Bu masa dağılmaya mahkumdur

M. Mustafa Özdemir

Biri çıkıp;

“İYİ Parti ile HDP yan yana gelecek”

“CHP ile Saadet ittifak yapacak”

“Gelecek ile Deva aynı masada buluşacak” deseydi kimse inanmazdı, “Sen ne diyorsun deli” derlerdi herhalde.

Ama bu ülke bir yuvarlak masa etrafında bunların gerçekleştiğini gördü.

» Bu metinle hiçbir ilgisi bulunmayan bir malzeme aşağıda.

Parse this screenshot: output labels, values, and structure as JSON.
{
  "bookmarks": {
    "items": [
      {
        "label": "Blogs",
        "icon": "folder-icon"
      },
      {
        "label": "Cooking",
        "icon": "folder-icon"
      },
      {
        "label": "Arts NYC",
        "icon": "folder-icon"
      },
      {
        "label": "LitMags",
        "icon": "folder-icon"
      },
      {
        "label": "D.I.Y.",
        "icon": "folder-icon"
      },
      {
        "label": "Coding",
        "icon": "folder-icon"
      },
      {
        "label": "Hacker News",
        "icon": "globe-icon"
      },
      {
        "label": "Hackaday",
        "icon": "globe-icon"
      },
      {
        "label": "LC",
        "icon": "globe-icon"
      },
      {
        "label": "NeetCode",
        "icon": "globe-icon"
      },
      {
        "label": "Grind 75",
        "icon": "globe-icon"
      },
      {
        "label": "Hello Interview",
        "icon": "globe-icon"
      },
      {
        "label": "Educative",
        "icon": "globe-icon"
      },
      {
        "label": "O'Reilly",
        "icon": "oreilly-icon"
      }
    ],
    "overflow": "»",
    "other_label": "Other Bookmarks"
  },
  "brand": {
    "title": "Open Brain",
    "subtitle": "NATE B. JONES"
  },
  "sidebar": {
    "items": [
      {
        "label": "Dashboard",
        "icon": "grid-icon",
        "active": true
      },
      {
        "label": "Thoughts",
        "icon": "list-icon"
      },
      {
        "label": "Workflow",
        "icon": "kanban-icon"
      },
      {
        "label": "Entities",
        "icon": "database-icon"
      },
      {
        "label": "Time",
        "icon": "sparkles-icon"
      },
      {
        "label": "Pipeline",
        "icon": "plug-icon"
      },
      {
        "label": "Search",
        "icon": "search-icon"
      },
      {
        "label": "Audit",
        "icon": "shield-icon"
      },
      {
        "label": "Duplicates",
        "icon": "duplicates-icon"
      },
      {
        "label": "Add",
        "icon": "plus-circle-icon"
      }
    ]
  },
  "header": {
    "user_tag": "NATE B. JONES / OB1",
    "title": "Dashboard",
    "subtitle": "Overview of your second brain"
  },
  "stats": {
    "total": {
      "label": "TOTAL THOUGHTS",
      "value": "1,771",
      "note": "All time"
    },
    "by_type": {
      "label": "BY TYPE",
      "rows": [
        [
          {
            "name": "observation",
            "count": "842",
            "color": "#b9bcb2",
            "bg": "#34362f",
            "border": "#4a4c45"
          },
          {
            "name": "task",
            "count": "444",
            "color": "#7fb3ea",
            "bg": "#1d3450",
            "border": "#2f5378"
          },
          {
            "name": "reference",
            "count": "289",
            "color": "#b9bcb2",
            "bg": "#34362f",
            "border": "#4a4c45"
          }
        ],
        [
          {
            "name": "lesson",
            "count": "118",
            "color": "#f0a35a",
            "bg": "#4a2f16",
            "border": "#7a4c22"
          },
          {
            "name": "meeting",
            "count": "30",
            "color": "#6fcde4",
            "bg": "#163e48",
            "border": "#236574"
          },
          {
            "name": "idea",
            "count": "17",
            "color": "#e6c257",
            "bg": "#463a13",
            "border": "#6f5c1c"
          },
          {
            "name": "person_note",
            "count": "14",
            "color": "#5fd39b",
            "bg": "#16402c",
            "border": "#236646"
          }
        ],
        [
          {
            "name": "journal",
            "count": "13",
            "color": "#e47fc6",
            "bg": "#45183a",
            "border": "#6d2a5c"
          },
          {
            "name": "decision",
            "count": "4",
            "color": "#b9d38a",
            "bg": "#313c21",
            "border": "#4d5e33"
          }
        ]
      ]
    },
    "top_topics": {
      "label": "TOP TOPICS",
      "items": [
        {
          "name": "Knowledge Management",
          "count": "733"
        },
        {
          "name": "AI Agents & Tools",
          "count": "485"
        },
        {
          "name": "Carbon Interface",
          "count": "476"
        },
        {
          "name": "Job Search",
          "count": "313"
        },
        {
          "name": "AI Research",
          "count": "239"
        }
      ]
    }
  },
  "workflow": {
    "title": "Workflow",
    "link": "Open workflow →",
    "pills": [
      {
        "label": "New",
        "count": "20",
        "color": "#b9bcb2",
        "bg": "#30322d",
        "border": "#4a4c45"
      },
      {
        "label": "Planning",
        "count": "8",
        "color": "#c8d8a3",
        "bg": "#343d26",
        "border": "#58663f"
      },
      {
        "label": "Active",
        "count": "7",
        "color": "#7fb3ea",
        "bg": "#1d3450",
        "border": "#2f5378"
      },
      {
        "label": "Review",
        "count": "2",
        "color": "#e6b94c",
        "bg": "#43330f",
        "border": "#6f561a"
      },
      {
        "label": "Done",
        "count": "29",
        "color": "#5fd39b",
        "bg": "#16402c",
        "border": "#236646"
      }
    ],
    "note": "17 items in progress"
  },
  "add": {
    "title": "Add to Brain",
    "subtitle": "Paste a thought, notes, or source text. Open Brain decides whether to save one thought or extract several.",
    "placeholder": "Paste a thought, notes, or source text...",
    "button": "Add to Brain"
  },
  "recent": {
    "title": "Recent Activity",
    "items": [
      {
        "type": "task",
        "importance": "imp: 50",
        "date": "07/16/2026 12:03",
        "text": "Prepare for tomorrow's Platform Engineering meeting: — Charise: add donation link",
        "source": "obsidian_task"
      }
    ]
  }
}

  • “Milliyetçiyim hatta ülkücüyüm” diyenlerle, “Sırtımızı PYD’ye YPG’ye yasladık”, ''Başkan Apo'nun heykelini dikeceğiz'' diyenler aynı masada.
  • Mehmetçik için tezkereye “evet” diyenlerle, “hayır” diyenler yan yana.
  • “Suriye’deki katliama dur demenin vakti çoktan gelip geçmiştir” diyenlerle, “Ne işimiz var Suriye’de, Libya’da” diyenler bir arada.
  • “Liberal ekonomi” diyenlerle, “Devletçi ekonomi” diyenler aynı safta.
  • “LGBT sapkınlık” diyenlerle, “LGBT’ye özgürlük, İstanbul Sözleşmesi'ni derhal uygula” diyenler yan yana.
  • “Önce ahlak ve maneviyat” diyenlerle, Kur’an eğitimine “Ortaçağ zihniyeti”, duaya “Ortaçağ ritüeli” diyenler aynı masada.
  • “Zincirler kırılsın Ayasofya açılsın” diyenlerle, “Sultanahmet de müze olsun” diyenler bir arada.
  • Sultan Abdülhamid’e “Ulu Hakan” diyenlerle, “İstibdatçı, Kızıl Sultan” diyenler yan yana.
  • Parti kurarken birbirlerini istemeyenler, şimdi aynı masada.
  • “Hayatım CHP zihniyetiyle mücadeleyle geçti” diyenlerle, CHP’nin kendisi bir arada.
  • “Azerbaycan canımız kanımız” diyenlerle, “Türkiye, Azerbaycan’a cihatçı yolluyor” diyenler aynı hizada.
  • SİHA’lara her gün düşmanlık yapıp, “İnsan haklarına aykırı” diyenlerle, SİHA fabrikasına gidip “Gurur duyuyoruz” diyenler bir arada.
  • ”15 Temmuz’a “Hain darbe girişimi” diyenlerle, “Kontrollü darbe” diyenler yan yana.
  • “Sığınmacıları kapı dışarı edeceğiz” diyenlerle, “Kimse onları kapı dışı edemez” diyenler bir arada.
  • “Katil” nitelemesine maruz kalanlarla, “Katil” yaftasını vuranlar yan yana.
  • Başörtüsü yasağının “aktörleriyle”, “mağdurları” kol kola.
  • Erdoğan’ın yanındayken kendilerine karşı olanlarla, Erdoğan’a karşı şimdi kendileri aynı masada.

Bunları çoğaltabiliriz.

Peki bu kadar birbirinden farklı görüşe sahip düşünceyi, 5 tane milliyetçi, muhafazakar, sağ görüşlü partiyi Türkiye’nin en büyük sol partisi CHP ile bir araya getiren ortak anlayış ne:

1-Kalkınma düşmanlığı

2-Erdoğan düşmanlığı

3-İhtiras

4-Üst aklın dizaynı

Bir de “Erdoğan kutuplaştırıyor” demiyorlar mı ben de onu anlamıyorum. Nasıl kutuplaştırıyor; 7 farklı parti ve düşünceyi bir araya getirerek aynı masada buluşturmuş, 7 kutbu 1 kutba indirmiş.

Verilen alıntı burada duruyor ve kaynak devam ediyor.